La salita dei giganti by Francesco Casolo

La salita dei giganti by Francesco Casolo

autore:Francesco Casolo [Casolo, Francesco]
La lingua: ita
Format: epub
ISBN: 9788858845813
editore: Feltrinelli Editore
pubblicato: 2022-02-18T10:35:12+00:00


Due

Mia amata tesorina,

Ti scrivo queste due rigghe per dirti che ti voglio tanto bene. Io non vivo che per te, tu sei la mia speranza, la mia vitta, tutto il mio cuore. Caro amore mio tanta amata io ti ho vista con un giovanotto. Qui è questo giovanotto? È forse lamante tuo? Se ciò fosse, io mi ammazzerei col pugnale nel cuore. Perché quando ti vedo vado in brodo. Dimmi, mi amerai tu. Sono io il tuo amore unico?

Baccioni, tanti tanti dal­l’amore tuo

A partire dalla pulce che le si era infilata nel­l’orecchio al ruscello – Albertina era innamorata, Albertina pensava a un uomo, Albertina si sarebbe sposata –, cambiò tutto anche per Genia.

E non ci volle molto perché capisse – prima osservando senza requie sua sorella e poi, non tanto tempo dopo, direttamente sulla propria pelle – che se la perdita di una persona cara – e lei ne aveva già perse due, il papà e il nonno – era un dolore fortissimo allo stomaco, in alcuni casi un pugno sferrato con violenza, l’amore era pura febbre.

Un giorno ti ci ammalavi senza aver avuto nemmeno il tempo di accorgertene e dunque di difendertene, e non potevi più decidere quando farla smettere, né portarla a temperature più accettabili. Ti prendeva senza chiedere, senza motivo e al­l’improvviso, e non contava neppure che ci fosse una persona precisa a cui rivolgere quel­l’amore: era più come uno si sentiva, quello che uno era diventato.

Si era esposti e ci si ammalava facilmente.

Quella febbre covava dentro di te, e bastava un’occhiata, un tocco o un particolare, e subito saliva la temperatura. Ti faceva tenere gli occhi bassi, perché quando ti scappava uno sguardo su quella certa persona avvertivi un’emozione così forte e irragionevole che poi come facevano gli altri a non accorgersene, o tu a non farti scoprire? Ne facevi il nome ed era come se stesse suonando un campanello. Peggio, rimbombando un tuono.

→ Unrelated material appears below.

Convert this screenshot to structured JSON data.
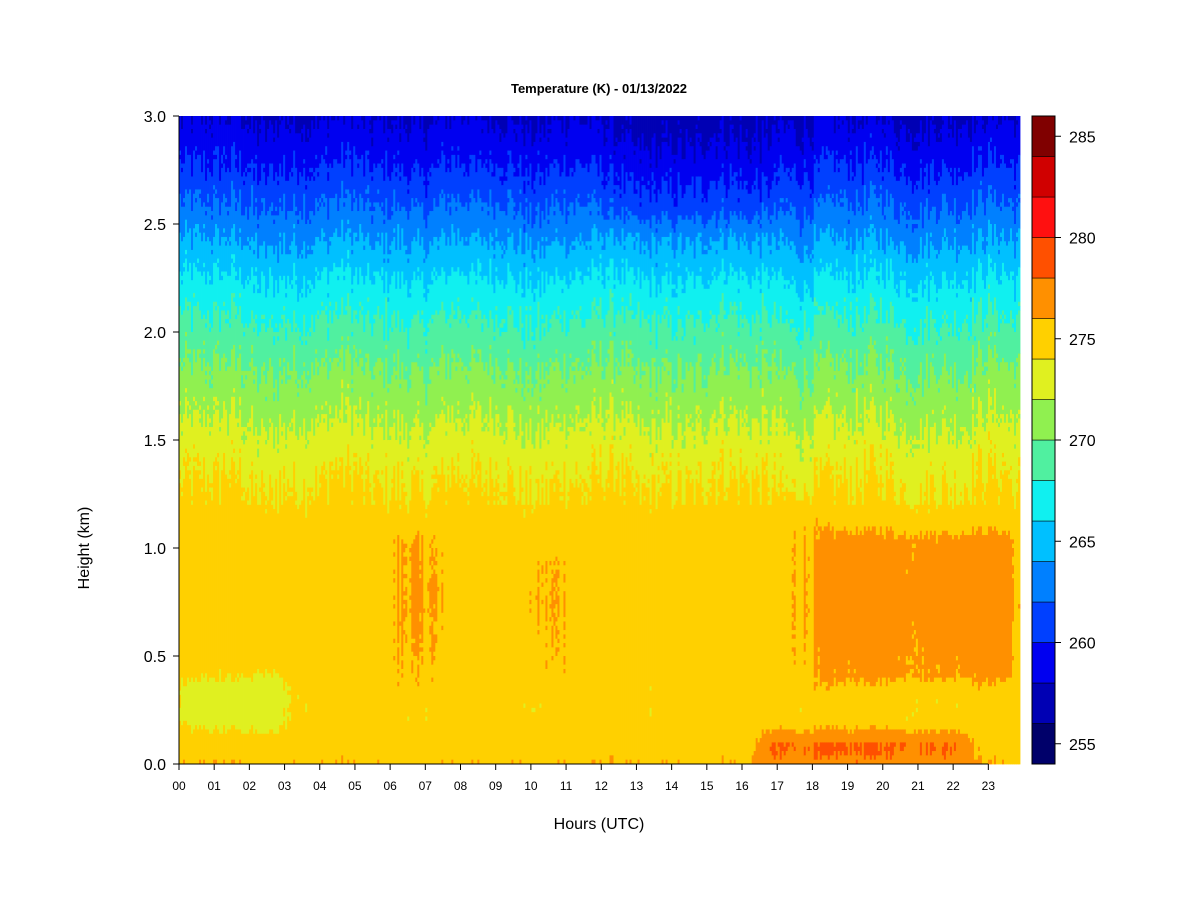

L’amore arrivava in corsa, non c’era trotto, era tutto galoppo: un’estate eri accanto al torrente a giocare a schizzarti con tua sorella Albertina e quella dopo, se glielo proponevi, lei ti guardava come se fossi mezza scema.

Era quello.

Lanciavi un sasso nel­l’acqua per bagnarla e, mentre in un tempo non così remoto ne avreste riso assieme come matte, quel giorno le facevi saltare i nervi: “Guarda! Mi hai bagnata tutta! Sei cretina, idiota, brutta, mi si sciupa il vestito”. Oppure, quando le cose andavano bene, lei ti spiegava perché si sentiva così strana, ma più provava a spiegartelo, più a vincere era la sensazione di un rompicapo, di un enigma impossibile da sciogliere.

Era quello.

Era Albertina che adesso si commuoveva più facilmente, piangeva per un nonnulla, controllava meno bene le emozioni.

Le tornarono in mente le lettere della mamma. Anche per lei, per la mamma più che per tutte, l’amore doveva essere stato un incantesimo: in quegli scritti usava parole ed espressioni che nemmeno sembravano sue e che solo una strega o una fata o un mago potevano averle suggerito.

Era Cupido che lanciava le frecce: sembrava un mito sciocco, una leggenda, ma quando ti colpiva non lo pensavi più.